DeepL, an AI company famous for its text translation tools, today released a speech-to-speech translation product portfolio to enter the real-time speech translation market, covering a variety of scenarios such as online meetings, mobile and web conversations, and group communication involving front-line employees through customized applications. At the same time, DeepL also launched an API for developers and enterprises to support customized voice translation solutions for call centers and other businesses based on its technology.

DeepL CEO Jarek Kutylowski said in an interview that after years of focusing on text translation, speech was the company's "natural next step." He emphasized that DeepL has come a long way in text and document translation, but in the field of real-time speech translation, "there is still a lack of a truly outstanding product," which is why the company decided to enter.
Kutlovsky pointed out that the core difficulty in building a real-time translation product is how to strike a balance between reducing latency and maintaining accuracy. The so-called delay refers to the time difference between when the user speaks and when the translated voice is played. In conference and dialogue scenarios, the smaller the difference, the closer the user's communication experience is to "simultaneous dialogue."
In this release, DeepL launches plug-ins for Zoom and Microsoft Teams, allowing listeners in remote meetings to listen to all parties speaking in their native languages, hear translated voices in real time, or read real-time translated subtitles on the screen. The program is still in early testing, and DeepL is inviting businesses to join a waitlist to be the first to try out the feature. In addition, the company also provides conversation products for mobile terminals and web pages, allowing users to communicate cross-language in person or remotely.

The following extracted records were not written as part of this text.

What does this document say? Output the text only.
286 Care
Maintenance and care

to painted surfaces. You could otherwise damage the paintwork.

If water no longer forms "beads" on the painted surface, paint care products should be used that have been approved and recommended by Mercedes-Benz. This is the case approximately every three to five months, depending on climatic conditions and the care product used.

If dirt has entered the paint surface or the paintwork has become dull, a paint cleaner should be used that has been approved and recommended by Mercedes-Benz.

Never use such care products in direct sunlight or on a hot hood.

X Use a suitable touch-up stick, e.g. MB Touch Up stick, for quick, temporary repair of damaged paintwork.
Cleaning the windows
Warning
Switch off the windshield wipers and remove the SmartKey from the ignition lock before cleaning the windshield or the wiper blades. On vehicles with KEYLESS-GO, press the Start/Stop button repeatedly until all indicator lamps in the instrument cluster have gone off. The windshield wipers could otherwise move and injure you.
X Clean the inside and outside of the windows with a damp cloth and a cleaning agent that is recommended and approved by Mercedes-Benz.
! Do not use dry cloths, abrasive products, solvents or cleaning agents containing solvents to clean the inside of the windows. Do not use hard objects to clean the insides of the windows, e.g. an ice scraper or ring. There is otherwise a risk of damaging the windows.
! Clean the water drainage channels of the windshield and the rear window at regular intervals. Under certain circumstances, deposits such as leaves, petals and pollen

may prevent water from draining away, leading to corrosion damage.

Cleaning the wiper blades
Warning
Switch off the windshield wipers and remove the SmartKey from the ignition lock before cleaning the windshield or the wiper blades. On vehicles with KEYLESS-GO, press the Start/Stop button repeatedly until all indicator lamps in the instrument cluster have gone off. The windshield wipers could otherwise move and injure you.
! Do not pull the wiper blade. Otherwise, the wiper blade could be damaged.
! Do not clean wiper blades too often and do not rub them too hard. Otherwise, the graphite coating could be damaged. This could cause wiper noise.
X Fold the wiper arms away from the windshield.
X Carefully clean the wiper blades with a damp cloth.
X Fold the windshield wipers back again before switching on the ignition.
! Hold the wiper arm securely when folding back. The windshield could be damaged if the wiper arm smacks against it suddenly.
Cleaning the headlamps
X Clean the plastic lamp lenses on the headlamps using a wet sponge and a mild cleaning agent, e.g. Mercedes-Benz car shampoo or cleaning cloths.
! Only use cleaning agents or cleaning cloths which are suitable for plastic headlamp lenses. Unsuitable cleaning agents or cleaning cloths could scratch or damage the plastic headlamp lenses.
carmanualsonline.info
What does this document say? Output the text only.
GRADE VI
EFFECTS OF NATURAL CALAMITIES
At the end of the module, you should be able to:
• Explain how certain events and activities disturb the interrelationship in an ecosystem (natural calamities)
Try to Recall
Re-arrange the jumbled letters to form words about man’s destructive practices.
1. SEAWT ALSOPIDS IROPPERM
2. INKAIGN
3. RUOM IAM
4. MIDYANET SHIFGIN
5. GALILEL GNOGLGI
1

For multi-person offline or online group scenarios such as training and seminars, DeepL allows participants to join the same session by scanning the QR code, and everyone can receive translated content in the corresponding language on their own device. DeepL said its speech-to-speech technology can also learn and adapt custom vocabulary, such as vertical industry terms, company names, and personal names, to improve its use in professional scenarios.
Kutlovsky believes that AI is reshaping the shape of the customer service industry in the next few years. A high-quality translation layer can help companies still provide multilingual service support in a market where local language talents are lacking and recruitment costs are high. Under this vision, DeepL hopes that its voice technology will not only serve conference scenarios, but also become one of the basic language infrastructures for customer service centers and global enterprises.
On the technical roadmap, DeepL said that its current products are driven by a self-developed complete "speech-to-speech" technology stack, but at this stage it still uses the three-step process of "speech to text - text translation - text to speech". The company believes that its long-term focus on text translation gives it an advantage in overall translation quality. Going forward, DeepL plans to develop an end-to-end speech translation model that omits text intermediate steps in order to achieve further improvements in latency and naturalness.
In the field of speech and translation, DeepL faces competition from multiple startups. Among them, Sanas raised US$65 million from Quadrille Capital and Teleperformance last year. It focuses on technology that modifies the accent of speakers in real time, mainly for call center agents. Camb.AI, headquartered in Dubai, provides speech synthesis and translation services for media and entertainment companies, helping customers complete dubbing and localization of large-scale content. Palabra, invested by Reddit co-founder Alexis Ohanian’s fund Seven Seven Six, builds a real-time speech translation engine that emphasizes trying to retain the speaker’s original voice characteristics during the translation process, forming a more direct competitive relationship with the capabilities being built by DeepL.
After establishing a foothold in the text translation market, DeepL is trying to expand its boundaries through voice products, extending the technology to conference collaboration, customer service and front-line operation scenarios. As more companies seek to use AI to reduce cross-language communication costs, real-time speech translation is expected to become the focus of a new round of competition, and DeepL is accelerating its deployment on this track.